New Yemen Leader Calls for Unity in Fractured Nation
Yemen's new leader forms a transitional government as the country faces challenges from the US and Gulf monarchies while a conflict with al-Qaeda looms.
Houthi Rebels to Create Revolution Council to Govern Yemen Following President Resignation
Yemen's Shia Houthi militia formed a "security commission" on Saturday, following Friday's takeover of power, AFP reports. Meanwhile, the militia group's leader, Abdul-Malik al-Houthi, announced in a televised speech that all political factions are welcome to partner with the new government, according to Reuters.
"Our hand is extended to every political force in this country. The space is open for partnership, cooperation and brotherhood and now everybody bears their responsibility for building, not destruction," al-Houthi announced in a televised address. "If Al-Qaeda takes control of the country, it will plot against our brothers in Saudi Arabia and the Gulf."
At least 17 people were arrested on Saturday, as protesters demonstrated near the main university in Sanaa, the Yemeni capital. A bomb also exploded near the capital, wounding three militia members.
On Friday, the Houthi militia seized power in the country, forming a two-year transitional government. The move followed President Abd Rabbuh Mansur al-Hadi's abdication on January 22, after Houthi militia seized the country's capital.
The Arabian Peninsula's Sunni Muslim monarchies, united as the Gulf Cooperation Council (GCC), denounced the Houthi takeover of Yemen' government as a "coup," pledging to take all necessary measures to defend their interests, according to AFP.
"The Houthi coup marks a grave and unacceptable escalation… and endangers the security, stability, sovereignty and territorial integrity of Yemen," the GCC announced in a statement.
A US official told AFP that the United States joins the Gulf monarchies in condemning the new government. Previously, following Hadi's resignation, the US announced that it would suspend it's operations aimed at curbing al-Qaeda influence in the country's south.
Yemen's Houthi Militias
The Houthis, also known by their official name, Ansar Allah (Supporters of God), are an Iran-aligned Shia group which has been operating in northern Yemen since 1994. The group seeks to revive the rule of Zaidi Shias, who ruled the north of the country prior to 1962, when the country was known as the Mutawakkilite Kingdom of Yemen. Following a coup, the country plunged into a civil war between the Egypt-supported republic and the Saudi Arabia-supported kingdom, which the republic won in 1970.

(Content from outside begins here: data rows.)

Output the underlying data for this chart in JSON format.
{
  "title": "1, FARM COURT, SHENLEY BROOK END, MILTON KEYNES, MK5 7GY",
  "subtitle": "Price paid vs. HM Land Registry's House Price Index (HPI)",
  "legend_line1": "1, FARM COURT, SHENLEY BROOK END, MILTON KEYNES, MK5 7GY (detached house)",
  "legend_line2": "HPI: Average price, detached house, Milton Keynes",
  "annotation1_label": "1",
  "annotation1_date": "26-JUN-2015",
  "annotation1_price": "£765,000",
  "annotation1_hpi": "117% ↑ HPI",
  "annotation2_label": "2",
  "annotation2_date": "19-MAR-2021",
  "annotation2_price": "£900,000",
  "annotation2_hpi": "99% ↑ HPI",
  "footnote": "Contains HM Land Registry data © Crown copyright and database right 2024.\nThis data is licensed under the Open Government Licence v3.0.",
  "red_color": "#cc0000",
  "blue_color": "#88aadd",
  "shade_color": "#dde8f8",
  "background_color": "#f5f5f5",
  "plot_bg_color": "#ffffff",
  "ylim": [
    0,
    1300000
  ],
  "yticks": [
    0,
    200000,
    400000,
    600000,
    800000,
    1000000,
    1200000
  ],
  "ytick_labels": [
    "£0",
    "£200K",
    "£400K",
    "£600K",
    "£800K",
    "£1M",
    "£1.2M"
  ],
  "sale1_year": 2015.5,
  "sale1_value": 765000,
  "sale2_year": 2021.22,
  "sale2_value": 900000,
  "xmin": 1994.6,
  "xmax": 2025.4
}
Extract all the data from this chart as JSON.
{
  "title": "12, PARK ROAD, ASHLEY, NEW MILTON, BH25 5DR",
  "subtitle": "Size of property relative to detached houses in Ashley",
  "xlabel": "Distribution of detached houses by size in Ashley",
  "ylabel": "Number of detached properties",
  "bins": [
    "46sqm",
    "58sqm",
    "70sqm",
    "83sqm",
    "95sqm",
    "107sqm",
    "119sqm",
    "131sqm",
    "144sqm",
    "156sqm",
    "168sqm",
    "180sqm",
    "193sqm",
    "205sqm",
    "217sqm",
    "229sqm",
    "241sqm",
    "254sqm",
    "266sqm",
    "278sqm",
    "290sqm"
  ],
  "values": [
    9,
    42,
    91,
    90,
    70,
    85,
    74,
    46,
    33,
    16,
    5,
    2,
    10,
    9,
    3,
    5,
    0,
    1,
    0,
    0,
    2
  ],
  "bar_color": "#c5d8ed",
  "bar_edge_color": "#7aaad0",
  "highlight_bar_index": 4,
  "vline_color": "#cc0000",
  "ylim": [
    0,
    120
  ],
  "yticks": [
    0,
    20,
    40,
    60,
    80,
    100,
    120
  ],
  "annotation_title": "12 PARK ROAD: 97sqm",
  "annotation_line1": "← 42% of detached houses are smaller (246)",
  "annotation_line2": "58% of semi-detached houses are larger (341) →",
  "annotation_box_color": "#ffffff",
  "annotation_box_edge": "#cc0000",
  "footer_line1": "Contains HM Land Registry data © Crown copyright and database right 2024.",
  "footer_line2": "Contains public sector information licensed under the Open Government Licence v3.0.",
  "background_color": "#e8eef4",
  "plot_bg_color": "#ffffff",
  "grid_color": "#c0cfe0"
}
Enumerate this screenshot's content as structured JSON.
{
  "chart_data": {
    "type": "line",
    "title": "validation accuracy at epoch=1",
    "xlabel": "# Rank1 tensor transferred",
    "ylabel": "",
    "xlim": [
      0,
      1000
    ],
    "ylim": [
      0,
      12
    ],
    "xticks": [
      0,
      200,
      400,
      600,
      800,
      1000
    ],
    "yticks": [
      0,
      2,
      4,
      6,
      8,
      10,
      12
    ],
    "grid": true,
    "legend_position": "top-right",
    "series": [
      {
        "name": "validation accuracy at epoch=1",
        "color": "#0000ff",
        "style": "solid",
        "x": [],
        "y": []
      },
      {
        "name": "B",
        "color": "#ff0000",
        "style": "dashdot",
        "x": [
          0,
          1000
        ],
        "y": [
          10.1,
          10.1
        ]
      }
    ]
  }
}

In 1990, North Yemen, also known as the Yemen Arab Republic, united with South Yemen, a Soviet-aligned former British colony also known as the People's Democratic Republic of Yemen, forming the Republic of Yemen. In 1994, internal differences and political disarray led to a brief civil war, after southern Yemeni leaders seceded, resulting in the south's defeat.
By 2000 it became apparent that Al-Qaeda fomented its influence in the region, when a suicide attack on the US Navy's USS Cole killed 17 personnel.
In 2004, the group began an armed struggle after the government attempted to arrest the movement's then-leader, the late Hussein Badreddin al-Houthi, the current leader Abdul-Malik al-Houthi's brother.
A Houthi Shiite Yemeni stands guard in front of a building damaged during recent clashes near the presidential palace in Sanaa, Yemen, Tuesday, Jan. 20, 2015.
In 2009, the government mounted a military offensive against the group. At the same time, a campaign against perceived al-Qaeda influence was assisted by US drone strikes and intelligence support from the CIA. The drone strikes were subject to controversy as they frequently killed innocent civilians rather than al-Qaeda targets.
In early 2011, internal political and economic tensions exploded into a popular uprising known as the Yemeni revolution, which followed similar protests known as the 2011 Arab Spring. As a result, Abd Rabuh Manur Hadi was elected president in an uncontested election, following the resignation of Ali Abdullah Saleh, who ruled the country since the 1990 unification.
By late 2011, Houthi militias controlled two Yemeni provinces, and expanded their influence through both popular protest and armed struggle, reaching the capital in 2012.
By late 2014, Houthis controlled parts of Yemen's capital and a power-sharing agreement was struck, which failed to materialize, leading to the militias' takeover of government and Hadi's resignation in January 2015.